Disclosure Risks in Social Science Data
Alter briefly noted some of the factors that are increasing the risks of disclosure in social science data and, in particular, in data from which direct identifiers have been removed so that the data seem to be anonymous. As other speakers had noted, even with de-identified data it can be possible to identify individuals from the information that remains in the dataset, and several trends are increasing concerns about re- identification. One is that more and more research is being done with geocoded data, he noted. Another is increasing use of longitudinal datasets, such as the Health and Retirement Survey, “where the accumulation of information about each individual makes them identifiable,” he said.

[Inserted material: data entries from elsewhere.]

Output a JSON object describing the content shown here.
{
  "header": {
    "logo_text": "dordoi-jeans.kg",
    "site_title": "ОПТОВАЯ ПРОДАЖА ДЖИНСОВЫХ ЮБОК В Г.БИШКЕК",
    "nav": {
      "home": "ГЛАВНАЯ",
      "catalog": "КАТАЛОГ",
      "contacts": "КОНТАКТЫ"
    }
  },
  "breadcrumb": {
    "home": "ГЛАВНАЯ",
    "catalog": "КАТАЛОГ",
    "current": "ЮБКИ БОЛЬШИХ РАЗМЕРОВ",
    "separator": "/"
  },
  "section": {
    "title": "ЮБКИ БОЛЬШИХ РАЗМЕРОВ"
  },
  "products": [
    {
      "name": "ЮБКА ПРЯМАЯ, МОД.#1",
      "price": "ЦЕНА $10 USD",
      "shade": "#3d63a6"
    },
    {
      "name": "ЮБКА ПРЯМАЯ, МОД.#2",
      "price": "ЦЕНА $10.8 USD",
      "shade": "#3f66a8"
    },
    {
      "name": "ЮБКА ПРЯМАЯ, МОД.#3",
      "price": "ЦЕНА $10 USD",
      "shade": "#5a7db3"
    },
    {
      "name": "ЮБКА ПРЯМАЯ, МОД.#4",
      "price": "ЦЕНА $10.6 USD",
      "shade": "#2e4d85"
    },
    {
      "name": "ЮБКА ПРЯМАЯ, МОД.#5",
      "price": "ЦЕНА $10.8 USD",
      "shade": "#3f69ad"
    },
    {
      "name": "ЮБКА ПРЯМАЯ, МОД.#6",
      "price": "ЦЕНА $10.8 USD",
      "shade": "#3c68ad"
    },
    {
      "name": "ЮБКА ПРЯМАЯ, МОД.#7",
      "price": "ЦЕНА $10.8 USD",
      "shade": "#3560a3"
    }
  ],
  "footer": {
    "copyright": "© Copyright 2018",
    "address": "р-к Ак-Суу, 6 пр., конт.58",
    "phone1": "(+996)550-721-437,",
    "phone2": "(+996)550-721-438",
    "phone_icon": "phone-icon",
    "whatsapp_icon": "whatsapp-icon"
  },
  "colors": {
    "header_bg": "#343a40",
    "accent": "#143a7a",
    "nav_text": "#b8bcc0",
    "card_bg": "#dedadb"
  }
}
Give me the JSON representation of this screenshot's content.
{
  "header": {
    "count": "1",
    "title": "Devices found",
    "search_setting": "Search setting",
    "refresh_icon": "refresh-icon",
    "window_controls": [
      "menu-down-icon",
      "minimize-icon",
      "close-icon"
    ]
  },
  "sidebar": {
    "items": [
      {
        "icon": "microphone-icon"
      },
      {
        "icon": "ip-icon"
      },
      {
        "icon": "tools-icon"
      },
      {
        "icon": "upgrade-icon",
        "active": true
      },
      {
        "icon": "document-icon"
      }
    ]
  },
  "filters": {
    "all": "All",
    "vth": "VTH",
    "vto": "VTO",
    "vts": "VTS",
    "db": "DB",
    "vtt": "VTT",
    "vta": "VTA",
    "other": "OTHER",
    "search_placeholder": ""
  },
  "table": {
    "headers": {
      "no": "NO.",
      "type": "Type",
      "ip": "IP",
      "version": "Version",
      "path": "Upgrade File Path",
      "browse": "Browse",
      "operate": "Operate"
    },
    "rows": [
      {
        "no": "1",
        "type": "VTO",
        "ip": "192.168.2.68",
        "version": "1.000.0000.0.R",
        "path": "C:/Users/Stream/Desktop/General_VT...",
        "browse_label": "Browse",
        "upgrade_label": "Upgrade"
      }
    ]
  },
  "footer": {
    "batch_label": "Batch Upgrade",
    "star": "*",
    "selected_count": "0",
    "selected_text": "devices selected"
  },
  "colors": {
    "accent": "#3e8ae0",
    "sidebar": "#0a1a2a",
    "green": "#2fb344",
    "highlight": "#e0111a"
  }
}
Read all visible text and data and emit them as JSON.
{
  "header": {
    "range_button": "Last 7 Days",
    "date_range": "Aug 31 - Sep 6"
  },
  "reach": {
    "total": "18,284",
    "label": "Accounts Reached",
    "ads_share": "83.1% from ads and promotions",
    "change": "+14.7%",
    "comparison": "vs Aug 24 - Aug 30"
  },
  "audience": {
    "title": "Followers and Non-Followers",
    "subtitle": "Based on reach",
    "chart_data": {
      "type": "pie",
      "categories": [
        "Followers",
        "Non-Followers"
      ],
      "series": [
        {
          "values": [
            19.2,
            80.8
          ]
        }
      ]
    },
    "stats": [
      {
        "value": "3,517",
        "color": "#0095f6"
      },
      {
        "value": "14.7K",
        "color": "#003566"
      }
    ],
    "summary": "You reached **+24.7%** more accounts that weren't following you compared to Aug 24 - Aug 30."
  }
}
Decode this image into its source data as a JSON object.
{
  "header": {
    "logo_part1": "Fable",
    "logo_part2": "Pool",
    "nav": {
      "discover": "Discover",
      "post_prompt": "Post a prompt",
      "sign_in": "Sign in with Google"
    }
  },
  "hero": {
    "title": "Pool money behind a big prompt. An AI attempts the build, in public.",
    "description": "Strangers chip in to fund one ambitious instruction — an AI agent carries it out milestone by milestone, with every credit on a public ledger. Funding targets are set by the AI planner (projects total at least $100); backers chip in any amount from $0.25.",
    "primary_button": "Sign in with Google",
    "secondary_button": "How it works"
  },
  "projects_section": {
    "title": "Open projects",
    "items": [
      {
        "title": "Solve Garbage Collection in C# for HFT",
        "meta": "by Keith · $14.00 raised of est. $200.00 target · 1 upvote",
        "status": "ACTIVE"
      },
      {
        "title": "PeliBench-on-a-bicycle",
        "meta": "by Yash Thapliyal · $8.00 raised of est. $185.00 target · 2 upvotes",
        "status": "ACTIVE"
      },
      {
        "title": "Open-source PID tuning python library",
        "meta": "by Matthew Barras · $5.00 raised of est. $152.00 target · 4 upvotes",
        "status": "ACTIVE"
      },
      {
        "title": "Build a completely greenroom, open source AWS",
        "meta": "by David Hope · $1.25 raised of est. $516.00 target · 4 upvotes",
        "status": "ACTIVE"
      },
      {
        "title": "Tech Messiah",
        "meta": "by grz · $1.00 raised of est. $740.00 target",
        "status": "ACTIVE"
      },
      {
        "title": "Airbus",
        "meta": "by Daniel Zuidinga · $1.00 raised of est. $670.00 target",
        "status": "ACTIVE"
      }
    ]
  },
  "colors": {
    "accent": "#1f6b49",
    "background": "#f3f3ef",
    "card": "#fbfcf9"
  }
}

Finally, many datasets have multiple levels—data on student, teacher, school, and school district, for example, or on patient, clinic, and community—which can make it possible to identify individuals by working down from the higher levels.
Protecting Confidential Data
With respect to protecting confidential data, Alter said, it is useful to think in terms of a framework that considers protecting confidentiality with four different but complementary approaches: safe data, safe places, safe people, and safe outputs. “You can approach making data safe in all of these different ways,” he said, “and in general we try to do some of each.”
It is possible to take steps to make data safer both before and after they are collected. Before data are collected, one can design studies in such a way that disclosure risks are reduced. Researchers can, for example, carry out their studies at multiple sites because “a study that is designed in one location, especially when that location is known, is much more difficult to protect from disclosure risk than a national survey or a survey in multiple sites.” Researchers can also work to keep the sampling locations secret, releasing characteristics of the contexts without providing locations.
After the data are collected, there are many procedures that researchers can use to make the data more anonymous. They can group values, for instance, or aggregate over geographical areas. They can suppress unique cases or swap values, and there are a variety of more intrusive approaches, such as adding noise to the data or replacing real data with synthetic data that preserve the statistical relationships in the original data.